George Osborne would do well to read more of John Maynard Keynes, and in particular his General Theory of Employment Interest and Money published in 1935.  Unlike Osborne and Cameron, Keynes (a capitalist economist and a Liberal) learned lessons from the Great Depression and was determined never to see it repeated.
One of JMK’s well-known sayings – ‘When the facts change, I change my mind. What do you do, sir?’ – was uttered after he was criticised for changing his position on monetary policy during the Great Depression.  It applies well now to Osborne’s repetition of the Great Depression mistake (and indeed Japan’s more recently) of cutting demand in a recession.
But it might equally be applied to private rented sector rents and the policy of slashing the Local Housing Allowance for private tenants.  Minister after minister, from Cameron down, trotted out the line that cutting benefits would reduce rents, that the HB sector was holding rents up high, and that the free market would respond to HB cuts, effectively lowering demand, by lowering price.  Iain Duncan Smith frequently said that the fact that his department was responsible for 40 per cent of the private rental market was ‘staggering’ and that the aim of the reforms was ‘to drive down market rents’.
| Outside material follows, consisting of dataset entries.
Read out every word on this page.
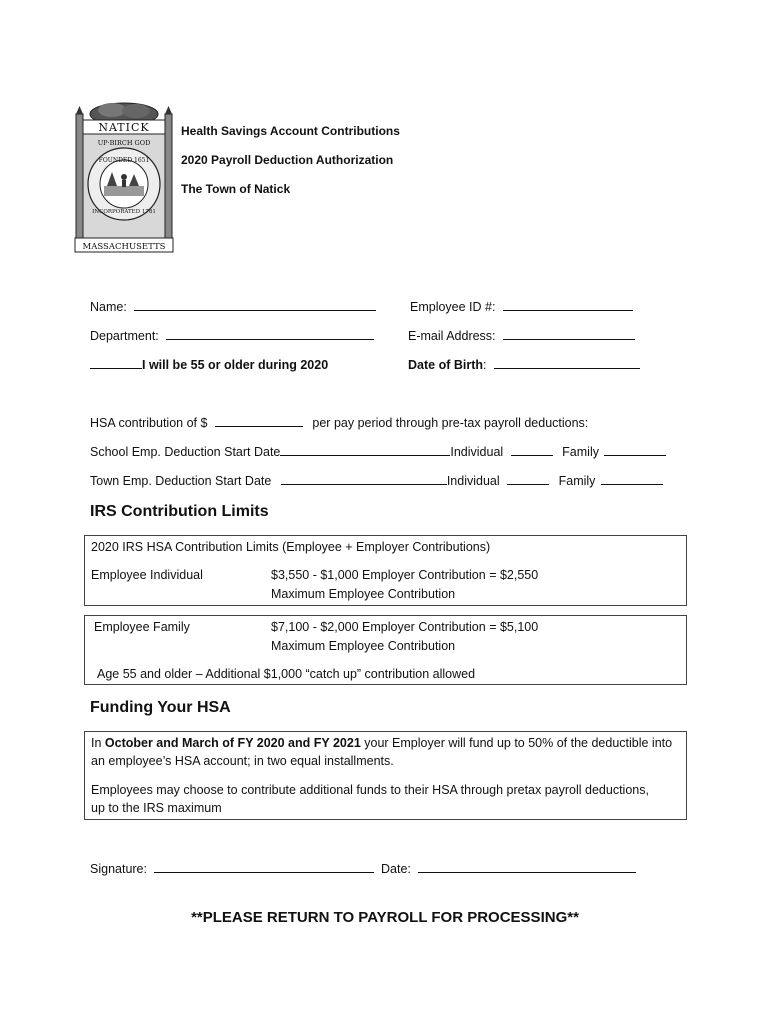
NATICK
UP·BIRCH GOD
FOUNDED 1651
INCORPORATED 1781
MASSACHUSETTS
Health Savings Account Contributions
2020 Payroll Deduction Authorization
The Town of Natick
Name:	Employee ID #:
Department:	E-mail Address:
I will be 55 or older during 2020	Date of Birth:
HSA contribution of $	per pay period through pre-tax payroll deductions:
School Emp. Deduction Start Date	Individual	Family
Town Emp. Deduction Start Date	Individual	Family
IRS Contribution Limits
2020 IRS HSA Contribution Limits (Employee + Employer Contributions)
Employee Individual	$3,550 - $1,000 Employer Contribution = $2,550
Maximum Employee Contribution
Employee Family	$7,100 - $2,000 Employer Contribution = $5,100
Maximum Employee Contribution
Age 55 and older – Additional $1,000 “catch up” contribution allowed
Funding Your HSA
In October and March of FY 2020 and FY 2021 your Employer will fund up to 50% of the deductible into
an employee’s HSA account; in two equal installments.
Employees may choose to contribute additional funds to their HSA through pretax payroll deductions,
up to the IRS maximum
Signature:	Date:
**PLEASE RETURN TO PAYROLL FOR PROCESSING**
Logical thinkers came to different conclusions.  With current levels of excessive demand, tenants forced to move by cuts in their HB payments would be easily replaced by new tenants able to pay market rents.  There would be no price reduction in more costly areas.  However, the displaced tenants would be looking for homes in lower rent areas, boosting demand and competition for the cheaper homes that come on the market.  Rents in those areas would be likely to rise.  The problem would be compounded by a proportion of landlords taking family homes off the market to make them available instead to the growing number of single people who would only receive the shared accommodation HB rate in future.  Letting to 4 or 5 singles was likely to be more lucrative than letting to a single family.
The anecdotal evidence is that sharing and overcrowding are increasing as people, and especially larger families, try to find cheaper – which often means smaller – accommodation.  Harder evidence, from agents and landlords, shows that rents continue to rise above inflation.
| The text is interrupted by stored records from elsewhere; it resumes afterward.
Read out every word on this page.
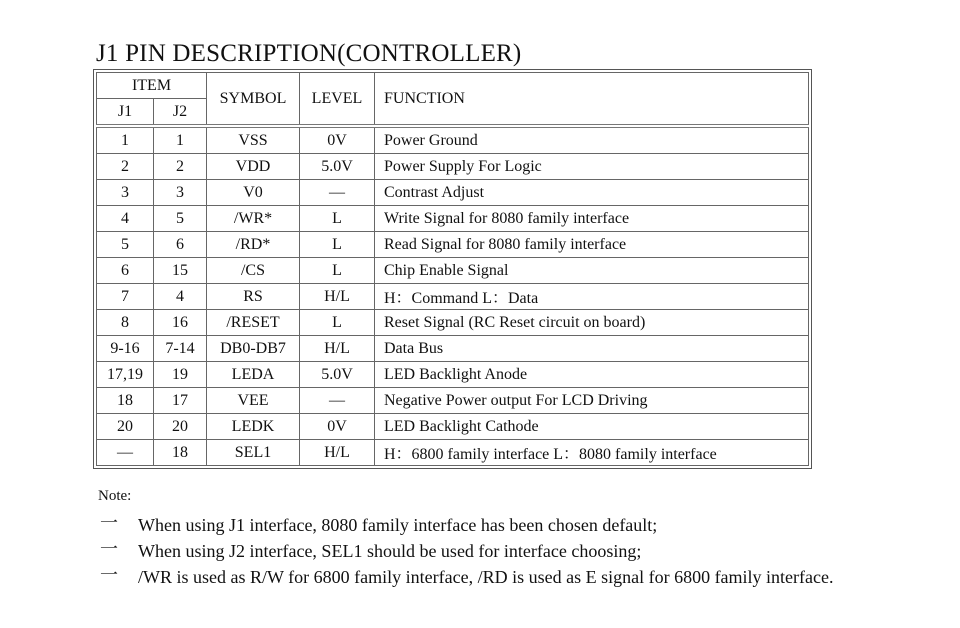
J1 PIN DESCRIPTION(CONTROLLER)
ITEM		SYMBOL	LEVEL	FUNCTION
J1	J2			
1	1	VSS	0V	Power Ground
2	2	VDD	5.0V	Power Supply For Logic
3	3	V0	—	Contrast Adjust
4	5	/WR*	L	Write Signal for 8080 family interface
5	6	/RD*	L	Read Signal for 8080 family interface
6	15	/CS	L	Chip Enable Signal
7	4	RS	H/L	H：Command L：Data
8	16	/RESET	L	Reset Signal (RC Reset circuit on board)
9-16	7-14	DB0-DB7	H/L	Data Bus
17,19	19	LEDA	5.0V	LED Backlight Anode
18	17	VEE	—	Negative Power output For LCD Driving
20	20	LEDK	0V	LED Backlight Cathode
—	18	SEL1	H/L	H：6800 family interface L：8080 family interface
Note:
一 When using J1 interface, 8080 family interface has been chosen default;
一 When using J2 interface, SEL1 should be used for interface choosing;
一 /WR is used as R/W for 6800 family interface, /RD is used as E signal for 6800 family interface.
Nor are there any signs of rents turning down in the future.  The head of research at Savills recently concluded  “High rent rises are not confined to the prime market and, as more aspiring buyers are frozen out of home ownership, demand for private rented stock in the country as a whole can only grow. Our prognosis for the private rented sector as a whole remains extremely bullish.”
Even if the government believed its little bit of idiot economics when it started the policy, surely the evidence is accumulating that they are just wrong, rents will not fall and people will be put through endless misery because of it.
The facts have changed.  But does Iain Duncan Smith have the bottle to change his mind as JMK suggests he should?